Situations like this are fairly common. In many cases, there are two ways to accomplish a certain task: the brute force approach, and the clever approach. The clever approach is often faster, but requires some setup work beforehand. With small data sets, it's often faster to just use the brute force algorithm, rather than pay the setup cost of the cleverer one. It is worthwhile to consider these "hidden costs" when determining which algorithm to use.
For a tabular view of Big O notation and the pros and cons of each algorithm, see Cheat Sheet: Speed of Common Operations.
The last thing I need to cover before we can start discussing data structures themselves is a technology called generics. Generics were added to C# in version 2.0, and provide a way to reuse code while still having type safety. For example, let’s say I have a class called a Holder. Its only purpose is to hold on to one piece of data, so that different callers can share data between themselves without needing to know who else they might be sharing with. If I want the Holder to hold integers, it might look like this:
class IntHolder
{
private int heldValue;
public int HeldValue
{
get { return heldValue; }
set { heldValue = value; }
}
}
Now imagine I want a Holder that holds floats, or Booleans, or anything. I have to make a new class for every single kind of thing I might want to hold. This is a pretty trivial class, so it might not be that much code, but it clearly demonstrates the need for a better solution.

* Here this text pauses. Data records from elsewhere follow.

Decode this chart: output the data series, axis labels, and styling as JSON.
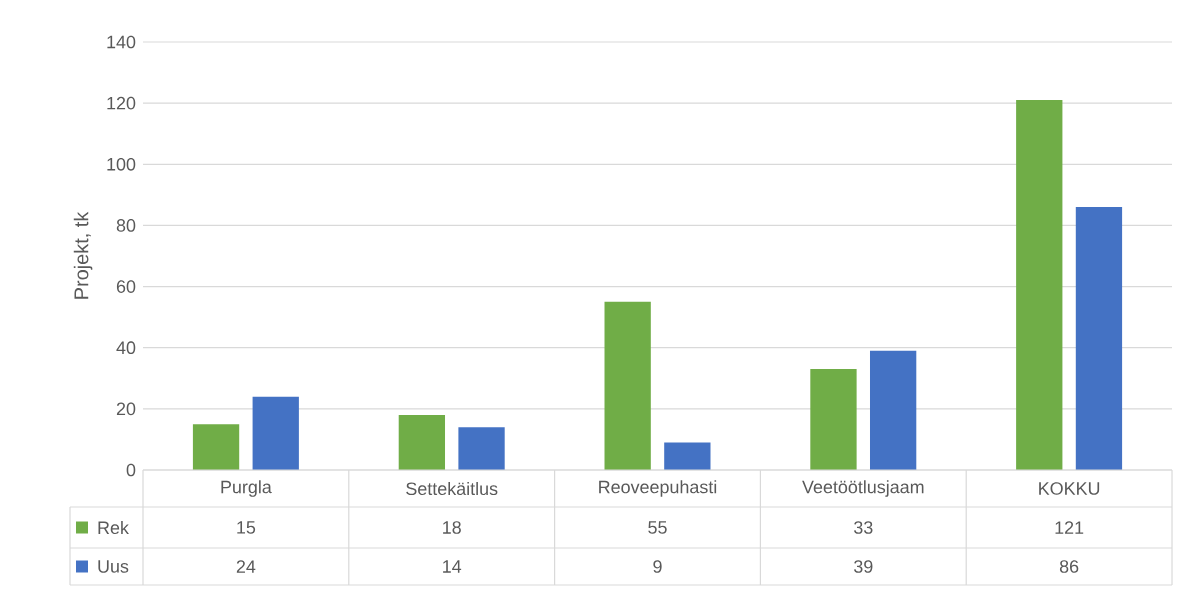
{
  "chart_data": {
    "type": "bar",
    "ylabel": "Projekt, tk",
    "categories": [
      "Purgla",
      "Settekäitlus",
      "Reoveepuhasti",
      "Veetöötlusjaam",
      "KOKKU"
    ],
    "series": [
      {
        "name": "Rek",
        "color": "#70ad47",
        "values": [
          15,
          18,
          55,
          33,
          121
        ]
      },
      {
        "name": "Uus",
        "color": "#4472c4",
        "values": [
          24,
          14,
          9,
          39,
          86
        ]
      }
    ],
    "ylim": [
      0,
      140
    ],
    "yticks": [
      0,
      20,
      40,
      60,
      80,
      100,
      120,
      140
    ],
    "grid": "y",
    "legend": "bottom",
    "data_labels": true
  }
}
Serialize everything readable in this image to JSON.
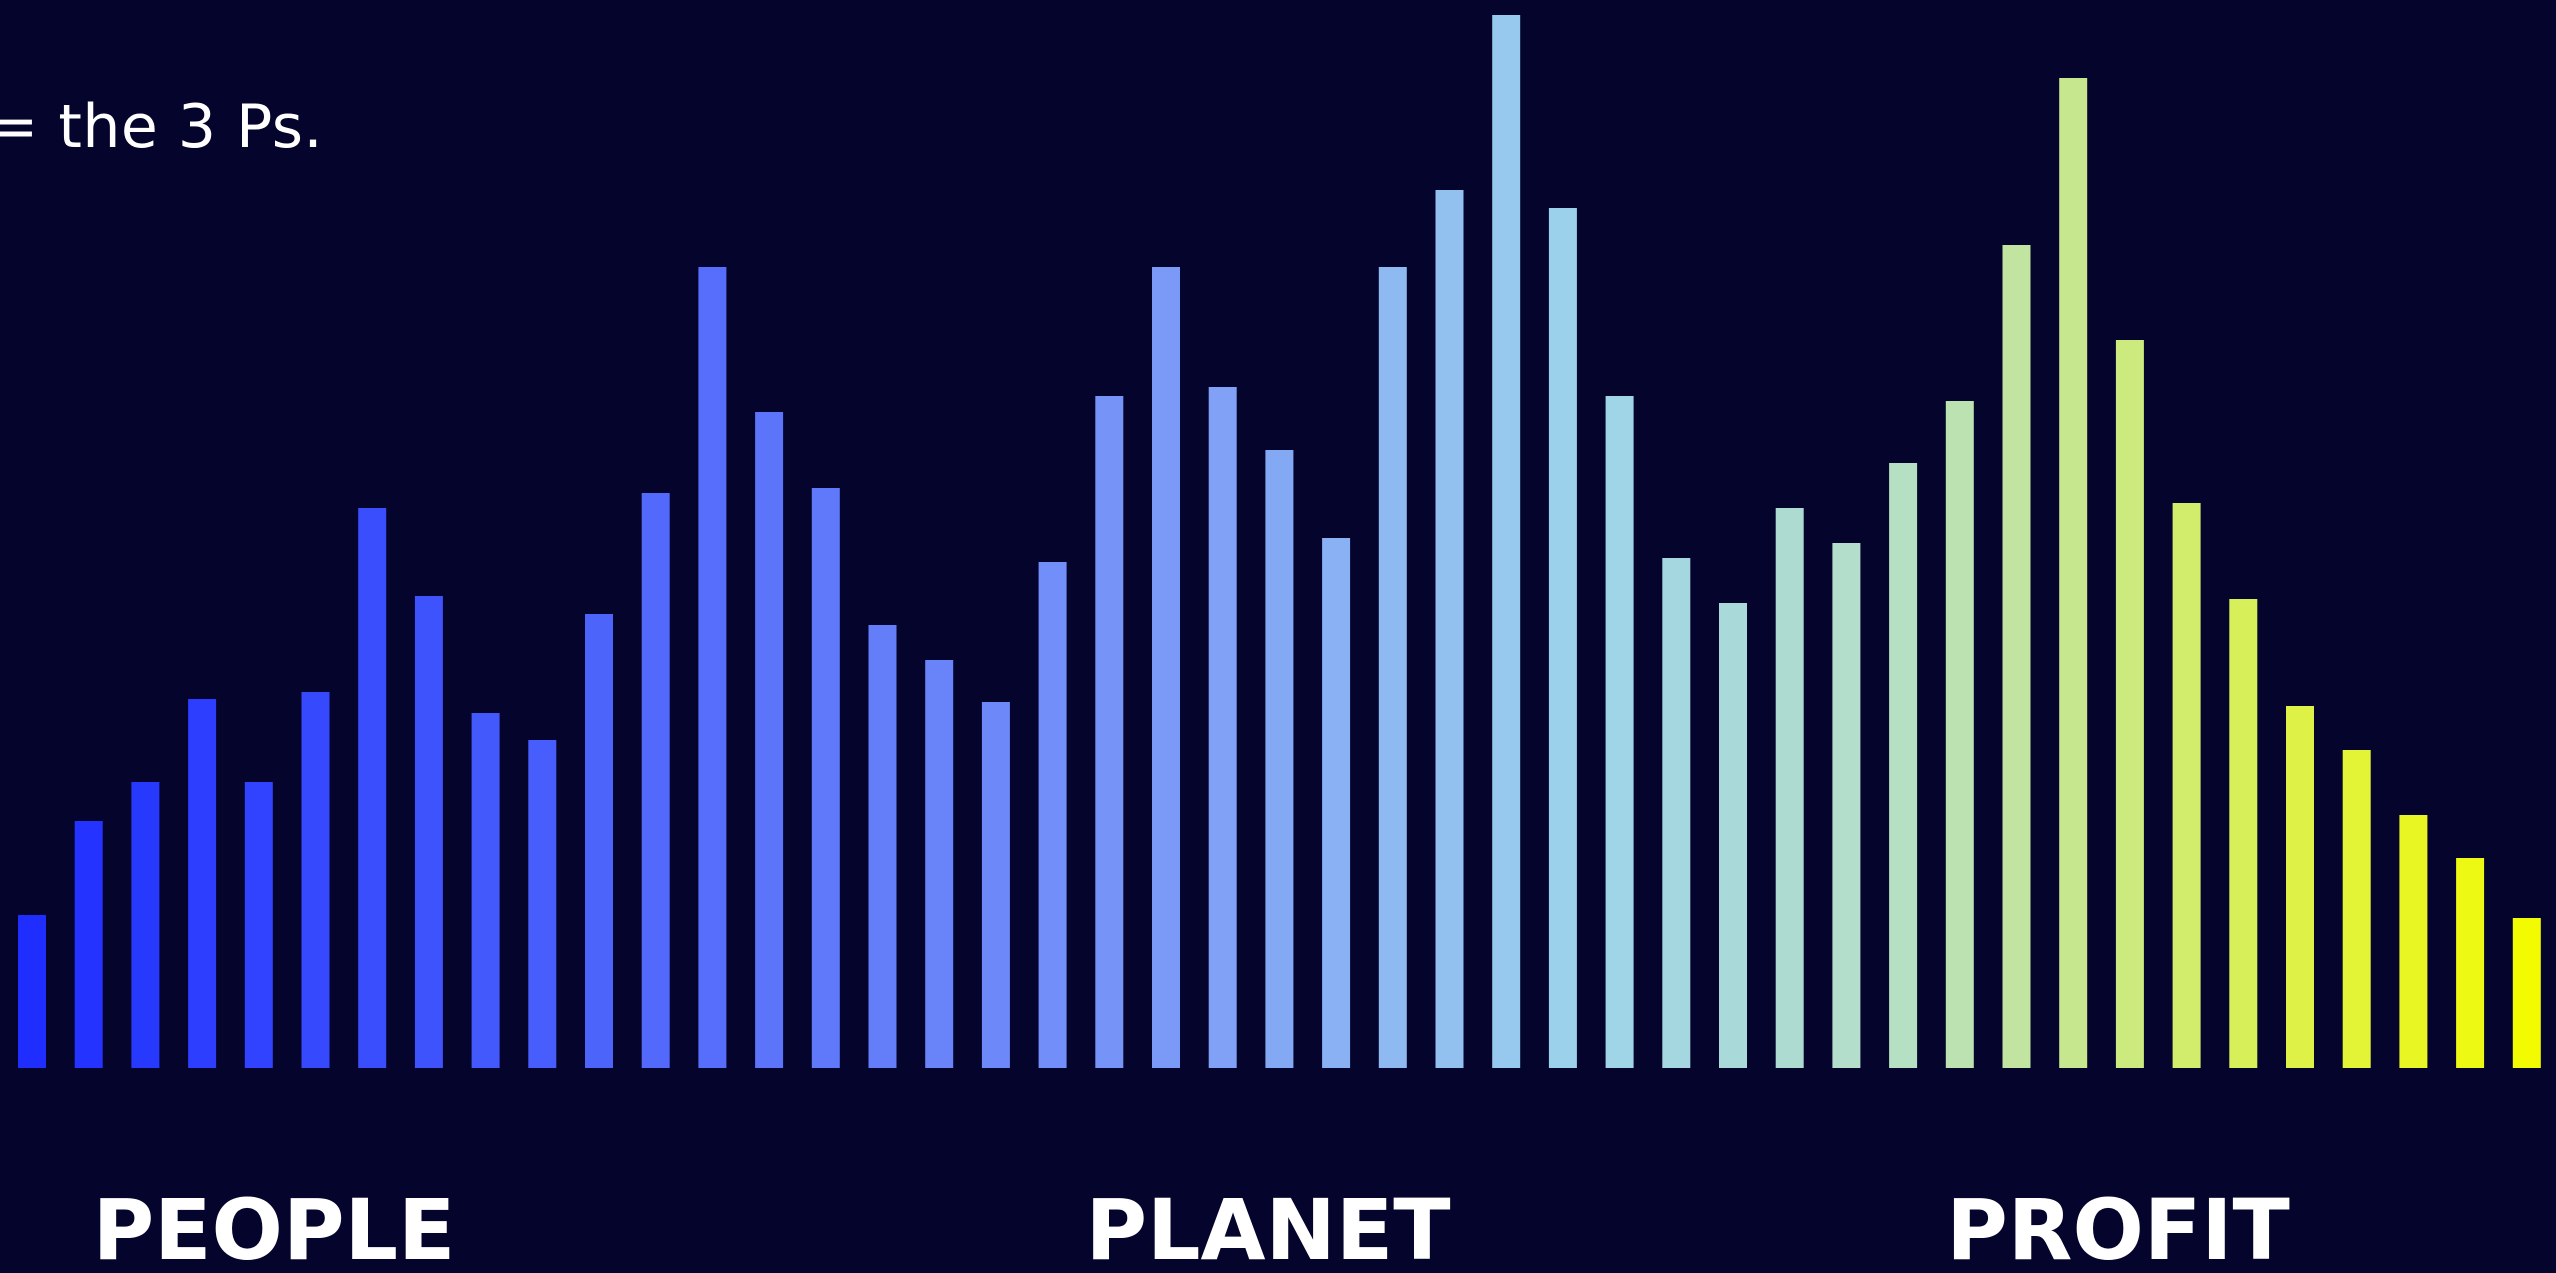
{
  "caption": "= the 3 Ps.",
  "labels": {
    "people": "PEOPLE",
    "planet": "PLANET",
    "profit": "PROFIT"
  },
  "colors": {
    "background": "#04042c",
    "gradient_start": "#1f2eff",
    "gradient_mid_blue": "#7a98f8",
    "gradient_light": "#9dd3ec",
    "gradient_pale": "#b6e0c4",
    "gradient_end": "#f3fb00"
  },
  "chart_data": {
    "type": "bar",
    "values": [
      153,
      247,
      286,
      369,
      286,
      376,
      560,
      472,
      355,
      328,
      454,
      575,
      801,
      656,
      580,
      443,
      408,
      366,
      506,
      672,
      801,
      681,
      618,
      530,
      801,
      878,
      1053,
      860,
      672,
      510,
      465,
      560,
      525,
      605,
      667,
      823,
      990,
      728,
      565,
      469,
      362,
      318,
      253,
      210,
      150
    ]
  }
}
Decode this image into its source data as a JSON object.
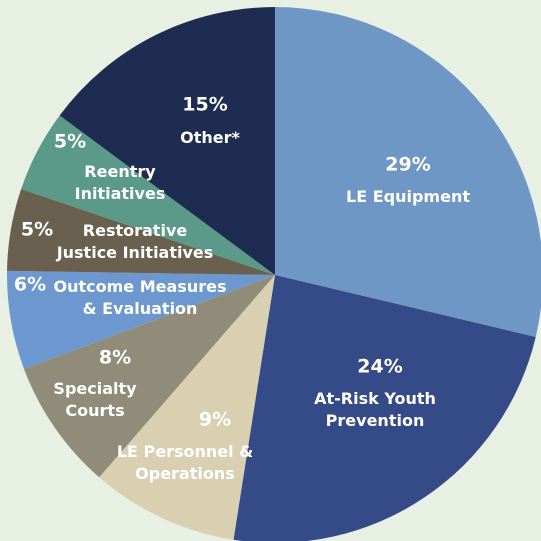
{
  "chart_data": {
    "type": "pie",
    "categories": [
      "LE Equipment",
      "At-Risk Youth Prevention",
      "LE Personnel & Operations",
      "Specialty Courts",
      "Outcome Measures & Evaluation",
      "Restorative Justice Initiatives",
      "Reentry Initiatives",
      "Other*"
    ],
    "values": [
      29,
      24,
      9,
      8,
      6,
      5,
      5,
      15
    ],
    "value_labels": [
      "29%",
      "24%",
      "9%",
      "8%",
      "6%",
      "5%",
      "5%",
      "15%"
    ],
    "colors": [
      "#6f97c6",
      "#354b87",
      "#d9cfb1",
      "#918b79",
      "#6c98cf",
      "#6a604f",
      "#5b9a89",
      "#1f2c52"
    ]
  }
}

Alternatively, the Holder could hold objects, so that one class can hold anything, but this isn’t ideal either. When someone accesses Holder's HeldValue, the first thing they’ll do is cast it to what they expect it to be so they can use it. For example, suppose person A puts an int value into the Holder. Then person B comes along and tries to get at the value in the Holder. The problem is B thinks it’s supposed to be a string, and the minute he tries to cast it that way, things will go downhill fast. Obviously, the type safety that we had with our separate IntHolder and StringHolder structures was quite useful.
C# 2.0 addressed this issue by adding generics, which are extremely powerful and useful. Their syntax is similar to that of C++’s templates (meaning that it’s confusing). Changing our Holder to a generic would make it look like this:
class Holder<T>
{
private T heldValue;
public T HeldValue
{
get { return heldValue; }
set { heldValue = value; }
}
}
The <T> bit means our Holder is a generic class, specialized on some type that will be called T. Then, when someone comes along to use our Holder, they replace the T with the type they want, like so:
Holder<int> holder = new Holder<int>();
holder.HeldValue = 10;
Holder<string> stringHolder = new Holder<string>();
stringHolder.HeldValue = "Camelus Maximus";
Now we’ve got the best of both worlds: code reuse and type safety. Most of the data structures we’re going to examine will be generics, so it’s important to be comfortable working with them.
Now that we’ve laid the groundwork for examining data structures, in Part II we can begin to discuss the actual data structures. I realize that this first part may be a bit of a tease (a data structures article that doesn’t actually talk about any data structures?), but understanding Big O and generics is crucial to the rest of these articles, so it’s important to discuss them early.